Facilitating the Spread of Knowledge and Innovation in Professional Software Development

Write for InfoQ


Choose your language

InfoQ Homepage Interviews Matthew Skelton on DevOps and Continuous Delivery Challenges

Matthew Skelton on DevOps and Continuous Delivery Challenges


1. Hello. I'm Manuel Pais and I am here at QCon London 2015 with Matthew Skelton who specializes in helping organizations adopt good practices in continuous delivery and DevOps. Thanks for accepting our invitation. As a first question, can you briefly introduce yourself to our readers?

Yup. I've been involved in building commercial software systems for quite a while since about 1998, mostly on the software development side but more recently I've been involved in building deployment and infrastructure automation and things like this. And over the last year or so I've increasingly been looking at how teams interact with technology and how that can help or hinder continuous delivery and DevOps.

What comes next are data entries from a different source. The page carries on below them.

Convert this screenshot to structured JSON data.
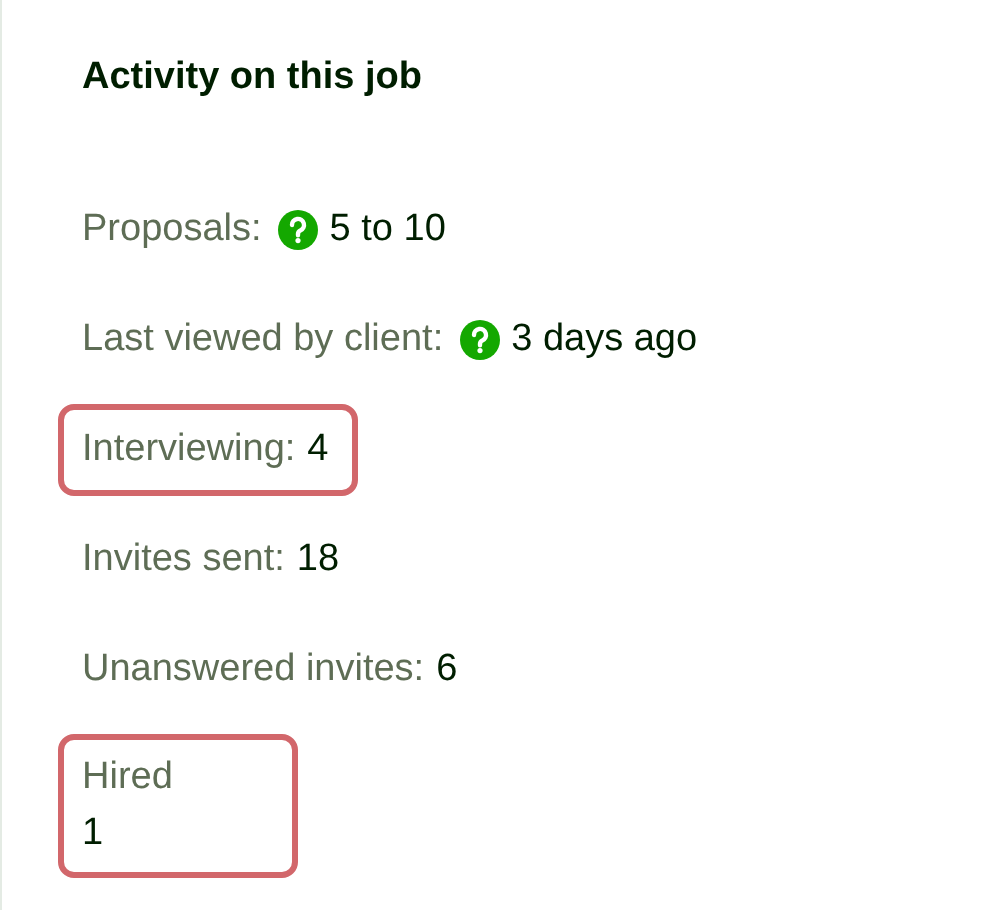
{
  "title": "Activity on this job",
  "stats": [
    {
      "kind": "inline",
      "label": "Proposals:",
      "help": true,
      "value": "5 to 10",
      "highlighted": false
    },
    {
      "kind": "inline",
      "label": "Last viewed by client:",
      "help": true,
      "value": "3 days ago",
      "highlighted": false
    },
    {
      "kind": "inline",
      "label": "Interviewing:",
      "help": false,
      "value": "4",
      "highlighted": true
    },
    {
      "kind": "inline",
      "label": "Invites sent:",
      "help": false,
      "value": "18",
      "highlighted": false
    },
    {
      "kind": "inline",
      "label": "Unanswered invites:",
      "help": false,
      "value": "6",
      "highlighted": false
    },
    {
      "kind": "stacked",
      "label": "Hired",
      "help": false,
      "value": "1",
      "highlighted": true
    }
  ]
}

2. Your talk here at QCon focused on tools and collaboration for continuous delivery and DevOps. How do you approach both aspects when you go in an organization to help them with their initiatives in this field? Do you try first to improve their culture if it's needed or look at the tools first, how do you go about?

It's a good question. In fact, in reality it's usually a combination of trying to change the culture or collaboration and trying to change the tools at the same time. Some tools can help to kick start a new way of thinking. If you choose the tool in the right way and use it in the right way, then actually that can be a real enabler for some sort of cultural change. At the same time, if you choose the wrong sort of tool that can really drive teams apart. So yes, it's a combination of the two together.


3. And in your experience what are the main challenges your clients have towards adopting DevOps and continuous delivery?

These challenges have lots of different levels in the organization. So at a sort of middle management level, quite a lot of organizations don't really realize, particularly medium size and larger, haven’t really realized the scale of the changes that they're going to need to make. So they haven't really budged for it. In their head it's just a few little tweaks. It might just be: just put Jenkins as a deployment pipeline tool and they think that's about it but actually the challenge is much bigger for them.

Higher up in the organization, if you like, or in a different department, let's say in commercial or the finance department, the way in which the software and systems are funded within an organization can have a really negative impact. Particularly project-based funding for very short durations of time and a delivery date which has to be met. This kind of thing can really cripple the capacity for making DevOps or continuous delivery happen. So there are some challenges there too.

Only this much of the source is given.